Saunders highlighted what made the audit of the FY 20-21 budget proceed so much more smoothly.

“This is due to the new treasurer Cheryl McClanahan’s diligence in closing out the year and timeliness in making the necessary files ready and available to the auditors following the close out,” he said.

He confirmed Hawkins is expected to make the audit presentation at the Nov. 9 council meeting.

Earlier in the Oct. 12 meeting, the Town Council voted 4-0 to enact an ordinance establishing a personal property tax relief percentage of 18.03% for the town’s 2021 calendar year personal property tax bills. Not voting were council members J. Randy Carr and George Stubbs, who were absent from the meeting.

Prior to the vote, McClanahan provided background on the issue when she said, “Each year the town re-adopts an ordinance per the 2005 revisions to the Personal Property Tax Relief Act of 1998. This year, the property tax relief percentage is 18.03%.”

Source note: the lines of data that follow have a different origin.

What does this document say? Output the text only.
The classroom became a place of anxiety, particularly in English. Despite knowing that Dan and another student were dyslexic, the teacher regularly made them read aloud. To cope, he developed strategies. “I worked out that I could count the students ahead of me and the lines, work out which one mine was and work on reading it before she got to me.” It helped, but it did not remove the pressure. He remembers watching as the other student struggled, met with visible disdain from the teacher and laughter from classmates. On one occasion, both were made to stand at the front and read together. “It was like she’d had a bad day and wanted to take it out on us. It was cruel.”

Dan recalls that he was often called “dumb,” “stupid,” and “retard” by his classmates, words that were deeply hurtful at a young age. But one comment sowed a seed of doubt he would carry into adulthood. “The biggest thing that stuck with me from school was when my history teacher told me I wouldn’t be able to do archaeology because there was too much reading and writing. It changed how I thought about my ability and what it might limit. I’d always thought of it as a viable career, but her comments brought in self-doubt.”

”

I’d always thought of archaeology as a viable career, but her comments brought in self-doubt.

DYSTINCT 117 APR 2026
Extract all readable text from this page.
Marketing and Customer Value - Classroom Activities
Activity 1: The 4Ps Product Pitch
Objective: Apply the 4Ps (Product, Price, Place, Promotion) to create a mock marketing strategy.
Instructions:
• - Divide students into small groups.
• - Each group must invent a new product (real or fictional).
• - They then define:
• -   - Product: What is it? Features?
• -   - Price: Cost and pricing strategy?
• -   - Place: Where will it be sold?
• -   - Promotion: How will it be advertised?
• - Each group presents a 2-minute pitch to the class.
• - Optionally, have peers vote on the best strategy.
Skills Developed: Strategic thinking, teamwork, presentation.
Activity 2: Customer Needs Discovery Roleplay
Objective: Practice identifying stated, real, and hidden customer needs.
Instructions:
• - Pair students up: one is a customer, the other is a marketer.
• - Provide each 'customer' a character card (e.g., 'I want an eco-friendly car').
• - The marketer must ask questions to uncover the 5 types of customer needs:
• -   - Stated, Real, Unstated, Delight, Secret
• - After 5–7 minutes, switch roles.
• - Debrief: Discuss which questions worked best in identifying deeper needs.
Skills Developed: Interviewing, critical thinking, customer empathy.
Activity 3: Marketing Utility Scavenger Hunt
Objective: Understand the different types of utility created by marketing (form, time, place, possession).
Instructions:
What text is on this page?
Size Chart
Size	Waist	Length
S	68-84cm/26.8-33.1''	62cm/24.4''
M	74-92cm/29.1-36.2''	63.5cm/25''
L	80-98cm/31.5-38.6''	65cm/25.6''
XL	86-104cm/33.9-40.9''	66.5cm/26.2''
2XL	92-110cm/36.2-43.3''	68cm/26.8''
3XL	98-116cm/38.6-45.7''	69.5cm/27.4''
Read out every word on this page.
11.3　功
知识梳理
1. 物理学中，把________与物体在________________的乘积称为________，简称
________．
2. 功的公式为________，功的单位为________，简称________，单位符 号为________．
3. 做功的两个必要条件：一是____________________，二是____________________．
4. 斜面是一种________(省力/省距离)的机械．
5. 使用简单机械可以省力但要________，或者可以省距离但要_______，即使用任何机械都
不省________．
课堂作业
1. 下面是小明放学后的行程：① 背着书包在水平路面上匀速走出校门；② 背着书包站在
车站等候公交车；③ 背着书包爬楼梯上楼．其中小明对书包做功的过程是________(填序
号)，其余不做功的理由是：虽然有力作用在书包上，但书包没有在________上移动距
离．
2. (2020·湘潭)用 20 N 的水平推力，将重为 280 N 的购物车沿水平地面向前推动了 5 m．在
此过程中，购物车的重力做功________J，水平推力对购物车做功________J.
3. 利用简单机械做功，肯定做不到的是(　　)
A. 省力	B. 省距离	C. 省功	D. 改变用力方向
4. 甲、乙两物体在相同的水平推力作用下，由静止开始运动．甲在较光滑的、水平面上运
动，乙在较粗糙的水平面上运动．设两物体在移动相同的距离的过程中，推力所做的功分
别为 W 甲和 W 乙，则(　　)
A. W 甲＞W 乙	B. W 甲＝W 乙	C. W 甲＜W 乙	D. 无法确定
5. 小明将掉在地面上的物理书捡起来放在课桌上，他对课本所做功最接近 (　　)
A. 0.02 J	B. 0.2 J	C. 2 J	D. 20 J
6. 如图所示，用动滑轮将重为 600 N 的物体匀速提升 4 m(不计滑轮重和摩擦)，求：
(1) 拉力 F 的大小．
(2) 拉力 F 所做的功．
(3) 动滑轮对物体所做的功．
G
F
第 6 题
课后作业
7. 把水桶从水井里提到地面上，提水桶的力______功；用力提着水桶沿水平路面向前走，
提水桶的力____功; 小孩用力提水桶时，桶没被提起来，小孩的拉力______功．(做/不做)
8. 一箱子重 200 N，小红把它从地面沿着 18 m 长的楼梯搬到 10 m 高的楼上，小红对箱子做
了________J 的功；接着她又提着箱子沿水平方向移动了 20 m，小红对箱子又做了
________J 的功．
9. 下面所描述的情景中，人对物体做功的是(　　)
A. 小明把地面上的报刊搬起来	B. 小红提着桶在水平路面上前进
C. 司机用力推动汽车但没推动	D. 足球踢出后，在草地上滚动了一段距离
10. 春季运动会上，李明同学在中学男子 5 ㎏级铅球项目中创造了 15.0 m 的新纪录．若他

A public hearing on the matter immediately followed her comments and immediately preceded the council’s vote. No one spoke during the hearing.

Later in the meeting, during the treasurer’s report, McClanahan stated that personal property tax bills were going out in the mail to town citizens, hopefully, on Oct. 15. She said she found out Isle of Wight County tax bills are also going out Oct. 15.

“So everybody’s going to be getting a bill from the Town of Windsor and Isle of Wight County next week,” she said Oct. 12.

Saunders said the personal property tax bills from the town have a due date of Dec. 6.

McClanahan shared with the Town Council that “anything that had a zero balance I do not put in the mail, so if people call, we will print them a copy and give it to them. I just didn’t feel a zero bill justified a 50-cent stamp. I’m trying to save y’all money so we can use it.”